Simon Kitchen, a strategist for EFG Hermes, said the pound was likely to continue weakening over the next few weeks.
"But it depends on the scale of the daily moves, how much progress we have on the IMF loan and how big the daily auctions are. It may be that this is the biggest auction we'll see for a while."
"Interest rates are still very high on local currency deposits, so there is still an incentive to stay in Egyptian pounds." The effective yield on 91-day Egyptian pound treasury bills auctioned on Sunday was 10.4 percent.
Egypt's stock market held up well on Sunday despite the weak currency as foreign investors continued to buy shares - a sign that a devaluation of Egypt's pound might not be a disaster for financial markets.
As part of the currency adjustment the central bank also imposed a series of measures to dampen demand for foreign currencies, at least in the short term. They included limiting corporate clients from withdrawing more than $30,000 in cash per day and charging individuals who buy foreign currencies a 1-2 percent administrative fee, bankers said.
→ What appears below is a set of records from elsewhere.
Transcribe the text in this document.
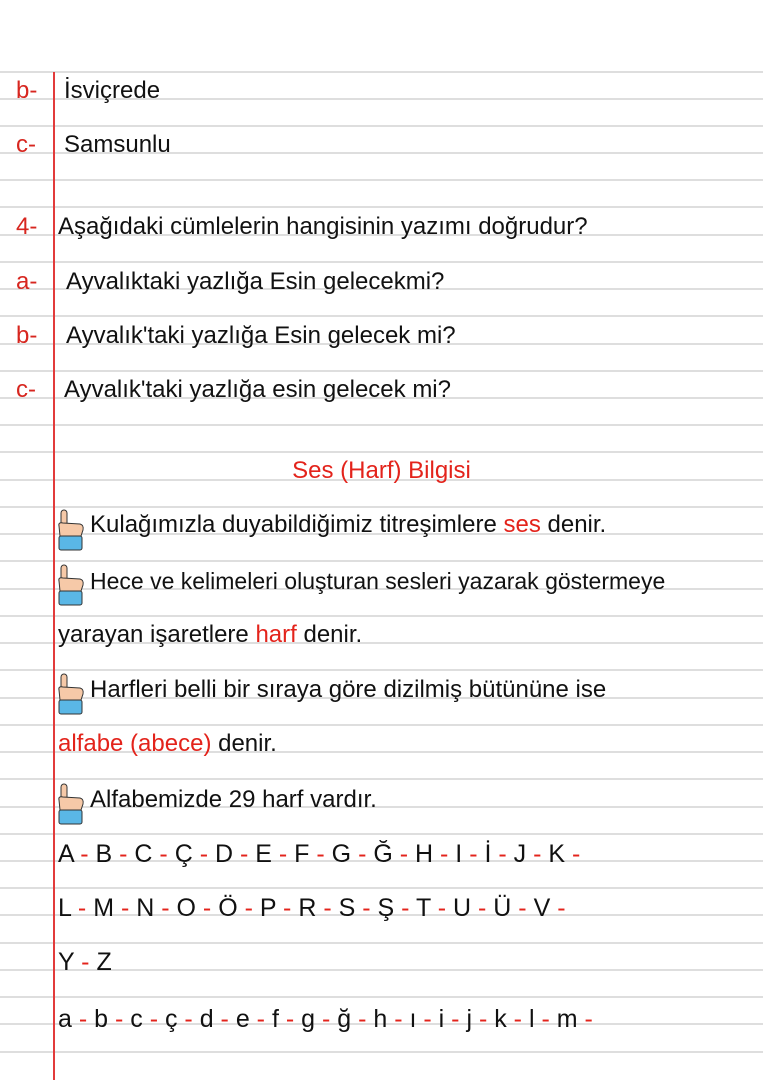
b- İsviçrede
c- Samsunlu
4- Aşağıdaki cümlelerin hangisinin yazımı doğrudur?
a- Ayvalıktaki yazlığa Esin gelecekmi?
b- Ayvalık'taki yazlığa Esin gelecek mi?
c- Ayvalık'taki yazlığa esin gelecek mi?
Ses (Harf) Bilgisi
Kulağımızla duyabildiğimiz titreşimlere ses denir.
Hece ve kelimeleri oluşturan sesleri yazarak göstermeye
yarayan işaretlere harf denir.
Harfleri belli bir sıraya göre dizilmiş bütününe ise
alfabe (abece) denir.
Alfabemizde 29 harf vardır.
A - B - C - Ç - D - E - F - G - Ğ - H - I - İ - J - K -
L - M - N - O - Ö - P - R - S - Ş - T - U - Ü - V -
Y - Z
a - b - c - ç - d - e - f - g - ğ - h - ı - i - j - k - l - m -
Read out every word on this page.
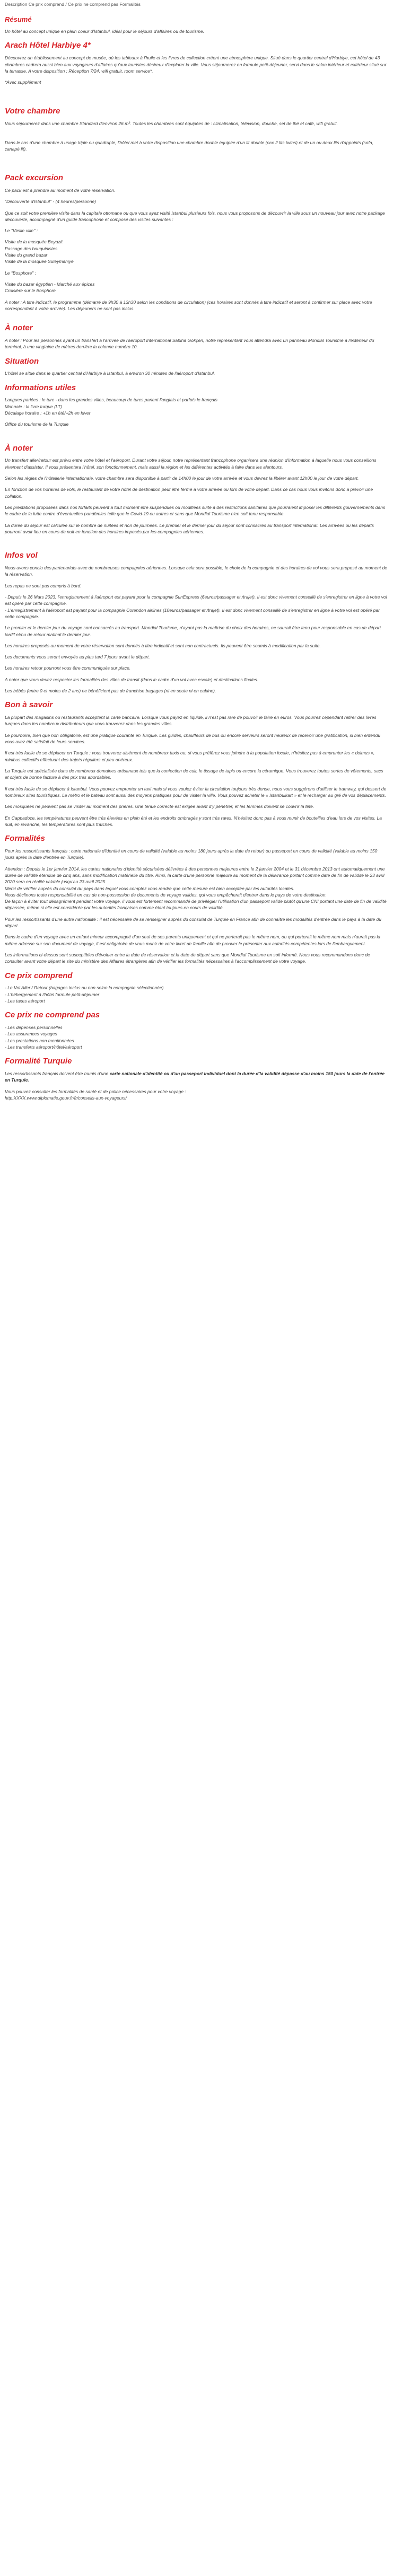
Description Ce prix comprend / Ce prix ne comprend pas Formalités
Résumé

Un hôtel au concept unique en plein coeur d'Istanbul, idéal pour le séjours d'affaires ou de tourisme.

Arach Hôtel Harbiye 4*

Découvrez un établissement au concept de musée, où les tableaux à l'huile et les livres de collection créent une atmosphère unique. Situé dans le quartier central d'Harbiye, cet hôtel de 43 chambres cadrera aussi bien aux voyageurs d'affaires qu'aux touristes désireux d'explorer la ville. Vous séjournerez en formule petit-déjeuner, servi dans le salon intérieur et extérieur situé sur la terrasse. A votre disposition : Réception 7/24, wifi gratuit, room service*.

*Avec supplément

Votre chambre

Vous séjournerez dans une chambre Standard d'environ 26 m². Toutes les chambres sont équipées de : climatisation, télévision, douche, set de thé et café, wifi gratuit.

Dans le cas d'une chambre à usage triple ou quadruple, l'hôtel met à votre disposition une chambre double équipée d'un lit double (occ 2 lits twins) et de un ou deux lits d'appoints (sofa, canapé lit).

Pack excursion

Ce pack est à prendre au moment de votre réservation.

"Découverte d'Istanbul" - (4 heures/personne)

Que ce soit votre première visite dans la capitale ottomane ou que vous ayez visité Istanbul plusieurs fois, nous vous proposons de découvrir la ville sous un nouveau jour avec notre package découverte, accompagné d'un guide francophone et composé des visites suivantes :

Le "Vieille ville" :

Visite de la mosquée Beyazit

Passage des bouquinistes

Visite du grand bazar

Visite de la mosquée Suleymaniye

Le "Bosphore" :

Visite du bazar égyptien - Marché aux épices

Croisière sur le Bosphore

A noter : A titre indicatif, le programme (démarré de 9h30 à 13h30 selon les conditions de circulation) (ces horaires sont donnés à titre indicatif et seront à confirmer sur place avec votre correspondant à votre arrivée). Les déjeuners ne sont pas inclus.

À noter

A noter : Pour les personnes ayant un transfert à l'arrivée de l'aéroport International Sabiha Gökçen, notre représentant vous attendra avec un panneau Mondial Tourisme à l'extérieur du terminal, à une vingtaine de mètres derrière la colonne numéro 10.

Situation

L'hôtel se situe dans le quartier central d'Harbiye à Istanbul, à environ 30 minutes de l'aéroport d'Istanbul.

Informations utiles

Langues parlées : le turc - dans les grandes villes, beaucoup de turcs parlent l'anglais et parfois le français

Monnaie : la livre turque (LT)

Décalage horaire : +1h en été/+2h en hiver

Office du tourisme de la Turquie

À noter

Un transfert aller/retour est prévu entre votre hôtel et l'aéroport. Durant votre séjour, notre représentant francophone organisera une réunion d'information à laquelle nous vous conseillons vivement d'assister. Il vous présentera l'hôtel, son fonctionnement, mais aussi la région et les différentes activités à faire dans les alentours.

Selon les règles de l'hôtellerie internationale, votre chambre sera disponible à partir de 14h00 le jour de votre arrivée et vous devrez la libérer avant 12h00 le jour de votre départ.

En fonction de vos horaires de vols, le restaurant de votre hôtel de destination peut être fermé à votre arrivée ou lors de votre départ. Dans ce cas nous vous invitons donc à prévoir une collation.

Les prestations proposées dans nos forfaits peuvent à tout moment être suspendues ou modifiées suite à des restrictions sanitaires que pourraient imposer les différents gouvernements dans le cadre de la lutte contre d'éventuelles pandémies telle que le Covid-19 ou autres et sans que Mondial Tourisme n'en soit tenu responsable.

La durée du séjour est calculée sur le nombre de nuitées et non de journées. Le premier et le dernier jour du séjour sont consacrés au transport international. Les arrivées ou les départs pourront avoir lieu en cours de nuit en fonction des horaires imposés par les compagnies aériennes.

Infos vol

Nous avons conclu des partenariats avec de nombreuses compagnies aériennes. Lorsque cela sera possible, le choix de la compagnie et des horaires de vol vous sera proposé au moment de la réservation.

Les repas ne sont pas compris à bord.

- Depuis le 26 Mars 2023, l'enregistrement à l'aéroport est payant pour la compagnie SunExpress (6euros/passager et /trajet). Il est donc vivement conseillé de s'enregistrer en ligne à votre vol est opéré par cette compagnie.
- L'enregistrement à l'aéroport est payant pour la compagnie Corendon airlines (10euros/passager et /trajet). Il est donc vivement conseillé de s'enregistrer en ligne à votre vol est opéré par cette compagnie.

Le premier et le dernier jour du voyage sont consacrés au transport. Mondial Tourisme, n'ayant pas la maîtrise du choix des horaires, ne saurait être tenu pour responsable en cas de départ tardif et/ou de retour matinal le dernier jour.

Les horaires proposés au moment de votre réservation sont donnés à titre indicatif et sont non contractuels. Ils peuvent être soumis à modification par la suite.

Les documents vous seront envoyés au plus tard 7 jours avant le départ.

Les horaires retour pourront vous être communiqués sur place.

A noter que vous devez respecter les formalités des villes de transit (dans le cadre d'un vol avec escale) et destinations finales.

Les bébés (entre 0 et moins de 2 ans) ne bénéficient pas de franchise bagages (ni en soute ni en cabine).

Bon à savoir

La plupart des magasins ou restaurants acceptent la carte bancaire. Lorsque vous payez en liquide, il n'est pas rare de pouvoir le faire en euros. Vous pourrez cependant retirer des livres turques dans les nombreux distributeurs que vous trouverez dans les grandes villes.

Le pourboire, bien que non obligatoire, est une pratique courante en Turquie. Les guides, chauffeurs de bus ou encore serveurs seront heureux de recevoir une gratification, si bien entendu vous avez été satisfait de leurs services.

Il est très facile de se déplacer en Turquie ; vous trouverez aisément de nombreux taxis ou, si vous préférez vous joindre à la population locale, n'hésitez pas à emprunter les « dolmus », minibus collectifs effectuant des trajets réguliers et peu onéreux.

La Turquie est spécialisée dans de nombreux domaines artisanaux tels que la confection de cuir, le tissage de tapis ou encore la céramique. Vous trouverez toutes sortes de vêtements, sacs et objets de bonne facture à des prix très abordables.

Il est très facile de se déplacer à Istanbul. Vous pouvez emprunter un taxi mais si vous voulez éviter la circulation toujours très dense, nous vous suggérons d'utiliser le tramway, qui dessert de nombreux sites touristiques. Le métro et le bateau sont aussi des moyens pratiques pour de visiter la ville. Vous pouvez acheter le « Istanbulkart » et le recharger au gré de vos déplacements.

Les mosquées ne peuvent pas se visiter au moment des prières. Une tenue correcte est exigée avant d'y pénétrer, et les femmes doivent se couvrir la tête.

En Cappadoce, les températures peuvent être très élevées en plein été et les endroits ombragés y sont très rares. N'hésitez donc pas à vous munir de bouteilles d'eau lors de vos visites. La nuit, en revanche, les températures sont plus fraîches.

Formalités

Pour les ressortissants français : carte nationale d'identité en cours de validité (valable au moins 180 jours après la date de retour) ou passeport en cours de validité (valable au moins 150 jours après la date d'entrée en Turquie).

Attention : Depuis le 1er janvier 2014, les cartes nationales d'identité sécurisées délivrées à des personnes majeures entre le 2 janvier 2004 et le 31 décembre 2013 ont automatiquement une durée de validité étendue de cinq ans, sans modification matérielle du titre. Ainsi, la carte d'une personne majeure au moment de la délivrance portant comme date de fin de validité le 23 avril 2020 sera en réalité valable jusqu'au 23 avril 2025.
Merci de vérifier auprès du consulat du pays dans lequel vous comptez vous rendre que cette mesure est bien acceptée par les autorités locales.
Nous déclinons toute responsabilité en cas de non-possession de documents de voyage valides, qui vous empêcherait d'entrer dans le pays de votre destination.
De façon à éviter tout désagrément pendant votre voyage, il vous est fortement recommandé de privilégier l'utilisation d'un passeport valide plutôt qu'une CNI portant une date de fin de validité dépassée, même si elle est considérée par les autorités françaises comme étant toujours en cours de validité.

Pour les ressortissants d'une autre nationalité : il est nécessaire de se renseigner auprès du consulat de Turquie en France afin de connaître les modalités d'entrée dans le pays à la date du départ.

Dans le cadre d'un voyage avec un enfant mineur accompagné d'un seul de ses parents uniquement et qui ne porterait pas le même nom, ou qui porterait le même nom mais n'aurait pas la même adresse sur son document de voyage, il est obligatoire de vous munir de votre livret de famille afin de prouver le présenter aux autorités compétentes lors de l'embarquement.

Les informations ci-dessus sont susceptibles d'évoluer entre la date de réservation et la date de départ sans que Mondial Tourisme en soit informé. Nous vous recommandons donc de consulter avant votre départ le site du ministère des Affaires étrangères afin de vérifier les formalités nécessaires à l'accomplissement de votre voyage.

Ce prix comprend

- Le Vol Aller / Retour (bagages inclus ou non selon la compagnie sélectionnée)

- L'hébergement à l'hôtel formule petit-déjeuner

- Les taxes aéroport

Ce prix ne comprend pas

- Les dépenses personnelles

- Les assurances voyages

- Les prestations non mentionnées

- Les transferts aéroport/hôtel/aéroport

Formalité Turquie

Les ressortissants français doivent être munis d'une carte nationale d'identité ou d'un passeport individuel dont la durée d'la validité dépasse d'au moins 150 jours la date de l'entrée en Turquie.

Vous pouvez consulter les formalités de santé et de police nécessaires pour votre voyage :
http:XXXX.www.diplomatie.gouv.fr/fr/conseils-aux-voyageurs/
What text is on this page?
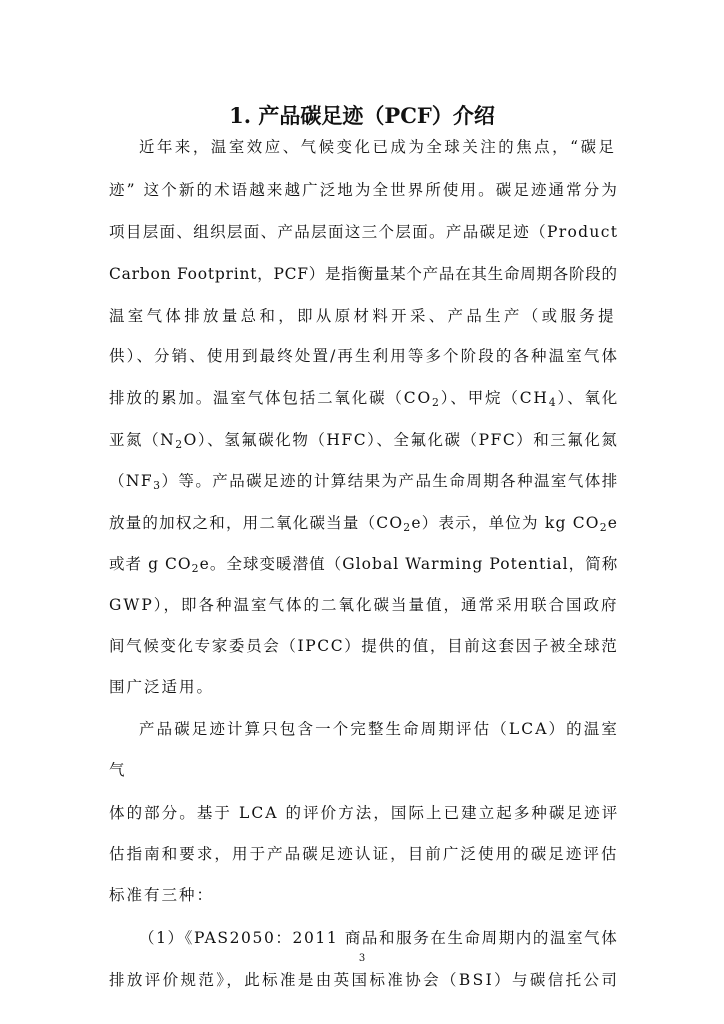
1. 产品碳足迹（PCF）介绍
近年来，温室效应、气候变化已成为全球关注的焦点，“碳足
迹” 这个新的术语越来越广泛地为全世界所使用。碳足迹通常分为
项目层面、组织层面、产品层面这三个层面。产品碳足迹（Product
Carbon Footprint，PCF）是指衡量某个产品在其生命周期各阶段的
温室气体排放量总和，即从原材料开采、产品生产（或服务提
供）、分销、使用到最终处置/再生利用等多个阶段的各种温室气体
排放的累加。温室气体包括二氧化碳$(CO_2)$、甲烷$(CH_4)$、氧化
亚氮$(N_2O)$、氢氟碳化物（HFC）、全氟化碳（PFC）和三氟化氮
$(NF_3)$等。产品碳足迹的计算结果为产品生命周期各种温室气体排
放量的加权之和，用二氧化碳当量$(CO_2e)$表示，单位为 kg $CO_2e$
或者 g $CO_2e$。全球变暖潜值（Global Warming Potential，简称
GWP），即各种温室气体的二氧化碳当量值，通常采用联合国政府
间气候变化专家委员会（IPCC）提供的值，目前这套因子被全球范
围广泛适用。
产品碳足迹计算只包含一个完整生命周期评估（LCA）的温室
气
体的部分。基于 LCA 的评价方法，国际上已建立起多种碳足迹评
估指南和要求，用于产品碳足迹认证，目前广泛使用的碳足迹评估
标准有三种：
（1）《PAS2050：2011 商品和服务在生命周期内的温室气体
排放评价规范》，此标准是由英国标准协会（BSI）与碳信托公司
3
Egyptian banks will also not be able to hold long positions in U.S. dollars of more than 1 percent of their capital, down from a previous 10 percent, the bankers added.
Under the new regime, withdrawals by individuals will continue to be limited to $10,000 a day. All transactions will continue to be monitored to make sure they are for "legitimate" needs and do not involve speculation, bankers said.
The interbank market will continue to operate alongside the auction system, with banks allowed to quote slightly wider spreads.